Replied By: garbygal on Oct 22, 2014, 3:45PM - In reply to garbygal
I should mention too that part of the issue is that I want to be a friend too.  I love doing nice things for people, surprising people, and making people happy sometimes to a fault.  I miss doing that when I have no friends.
 
Replied By: garbygal on Oct 22, 2014, 3:43PM
I've dealt with social anxiety for years- my mom indicated that my doctor was worried about me in preschool.  Unfortunately my mom was overly concerned with the stigma of mental illness at the time, and sought me no assistance.  I've only ever had two close friends and after awhile both of them abandoned me.  One was because I was so depressed and I almost can't blame her other than that a true friend would have stuck by my side and attempted to get me help.  The second friend was a toxic friendship but I took it for years because it was all that I had.

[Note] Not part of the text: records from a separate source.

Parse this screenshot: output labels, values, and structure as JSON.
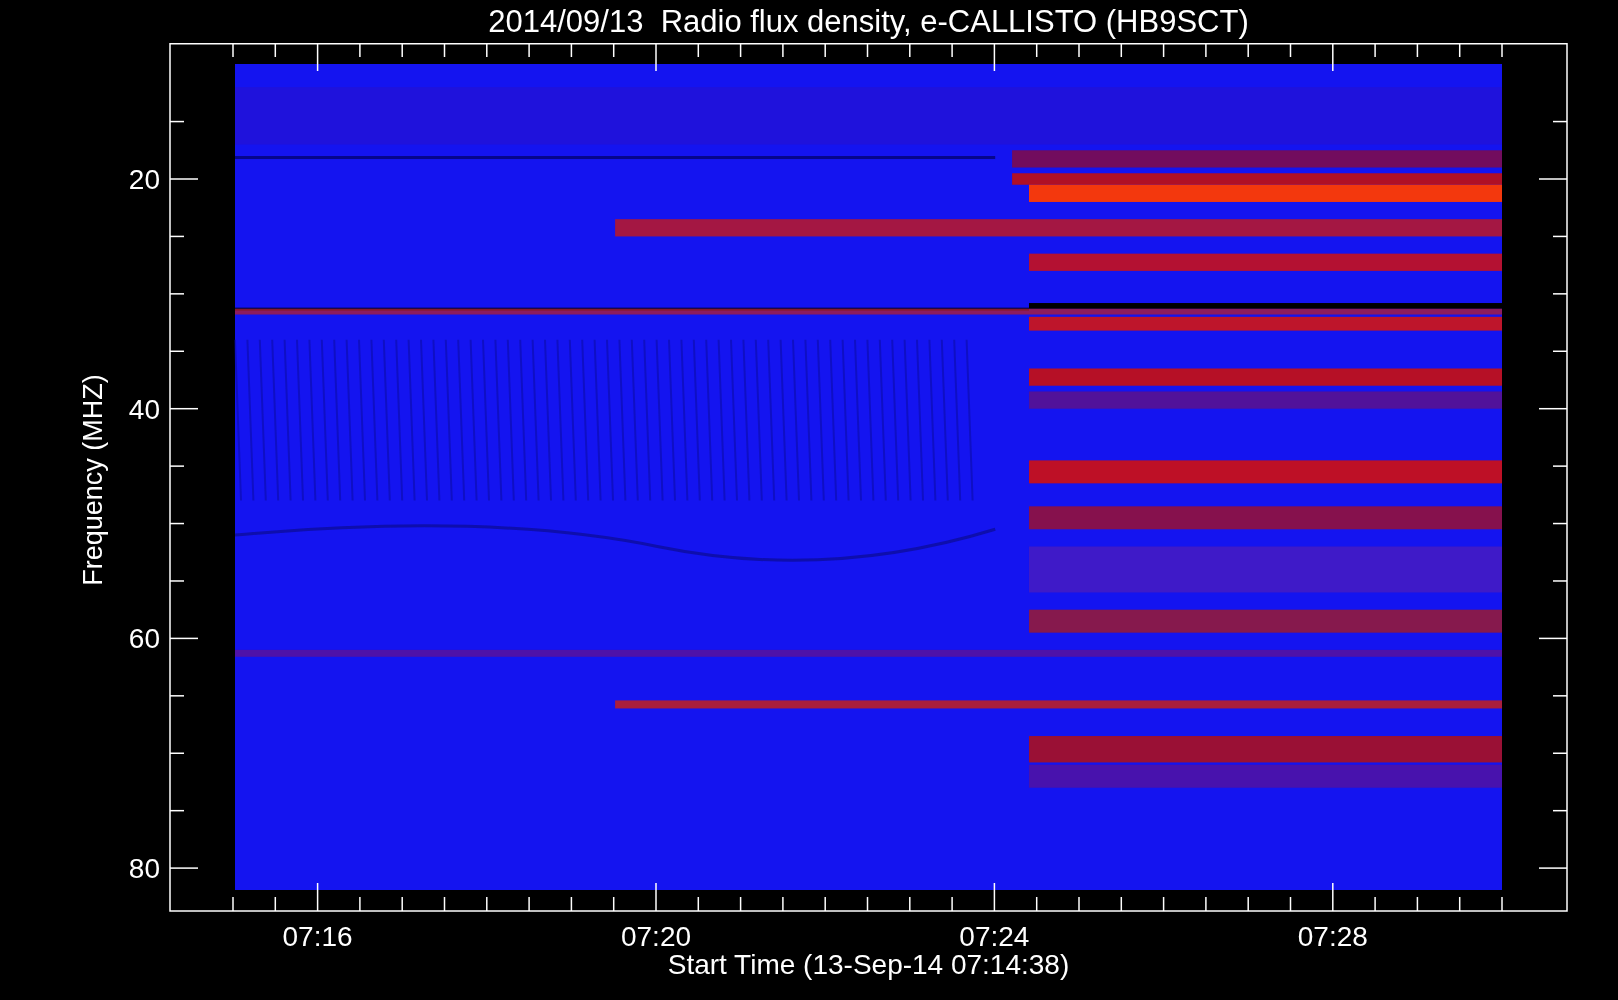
{
  "title": "2014/09/13  Radio flux density, e-CALLISTO (HB9SCT)",
  "plot": {
    "ylabel": "Frequency (MHZ)",
    "yticks": [
      "20",
      "40",
      "60",
      "80"
    ],
    "xticks": [
      "07:16",
      "07:20",
      "07:24",
      "07:28"
    ],
    "xlabel": "Start Time (13-Sep-14 07:14:38)"
  }
}
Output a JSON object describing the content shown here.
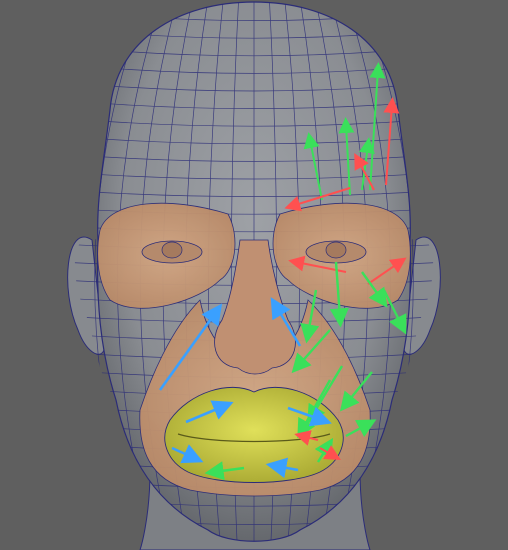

Fast forward to now.  I'm 28-years-old and in therapy to overcome all my mental health issues.  It's going well except for one issue.  I could really use support, someone to talk to, but I still don't have any friends.  My therapist is recommending taking guitar lessons because music is a huge part of my life, but I can't afford to do that at the moment.  So right now I'm left not having a clue how to relate to people or how to find people with my same interests that I can talk to them about.  It's very frustrating to me because one of the things I want most from life is a BFF and it's the one thing I've never had.

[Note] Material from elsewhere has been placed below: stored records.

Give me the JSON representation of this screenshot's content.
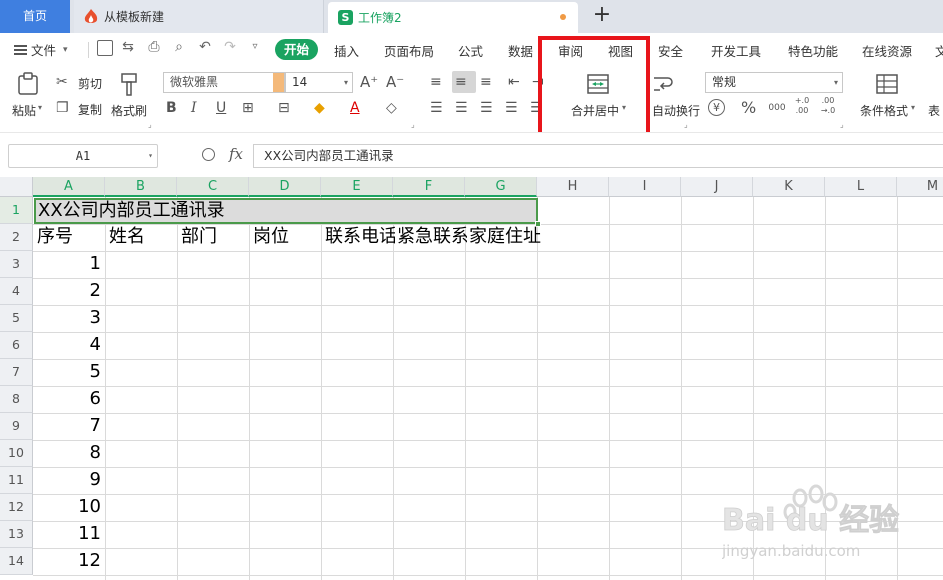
{
  "tabs": {
    "home": "首页",
    "template": "从模板新建",
    "sheet": "工作簿2",
    "sheet_logo": "S"
  },
  "menu": {
    "file": "文件",
    "start": "开始",
    "items": [
      "插入",
      "页面布局",
      "公式",
      "数据",
      "审阅",
      "视图",
      "安全",
      "开发工具",
      "特色功能",
      "在线资源",
      "文"
    ]
  },
  "ribbon": {
    "paste": "粘贴",
    "cut": "剪切",
    "copy": "复制",
    "format_painter": "格式刷",
    "font_name": "微软雅黑",
    "font_size": "14",
    "bold": "B",
    "italic": "I",
    "underline": "U",
    "merge_center": "合并居中",
    "wrap_text": "自动换行",
    "number_format": "常规",
    "currency_icon": "¥",
    "percent_icon": "%",
    "thousands_icon": "000",
    "inc_decimal": "+.0 .00",
    "dec_decimal": ".00 →.0",
    "conditional_format": "条件格式",
    "table_style": "表"
  },
  "formula_bar": {
    "cell_ref": "A1",
    "fx": "fx",
    "content": "XX公司内部员工通讯录"
  },
  "grid": {
    "columns": [
      "A",
      "B",
      "C",
      "D",
      "E",
      "F",
      "G",
      "H",
      "I",
      "J",
      "K",
      "L",
      "M"
    ],
    "rows": [
      "1",
      "2",
      "3",
      "4",
      "5",
      "6",
      "7",
      "8",
      "9",
      "10",
      "11",
      "12",
      "13",
      "14"
    ],
    "title": "XX公司内部员工通讯录",
    "headers": [
      "序号",
      "姓名",
      "部门",
      "岗位",
      "联系电话",
      "紧急联系",
      "家庭住址"
    ],
    "serials": [
      "1",
      "2",
      "3",
      "4",
      "5",
      "6",
      "7",
      "8",
      "9",
      "10",
      "11",
      "12"
    ]
  },
  "watermark": {
    "brand": "Bai du 经验",
    "url": "jingyan.baidu.com"
  }
}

I'm still struggling with the anxiety, but it's better.  I am more open to talking to people to try to make friends.  But I just don't know where to find them since everywhere I would meet them seems to cost money I can't afford.  Plus in the back of my head I worry because every "close" friend I've had has abandoned me.

Sometimes the worst part is that I project wanting friendships with some of the musicians I find inspiring because I have no one else.  I wish that they would talk to me, some times unhealthily.  I know deep in my heart it would never happen, but sometimes it overwhelms me because I feel so alone.  I know if I could just find some friends to talk to the celebrity obsessions would calm down but in the meanwhile I feel like crap because I'm somewhat obsessing over being friends with someone I will never meet and that would probably have very, very little in common with me.

I feel like a mess, I feel lost and I desperately need some friends to hang out with, but it's the one thing that I just can't seem to find.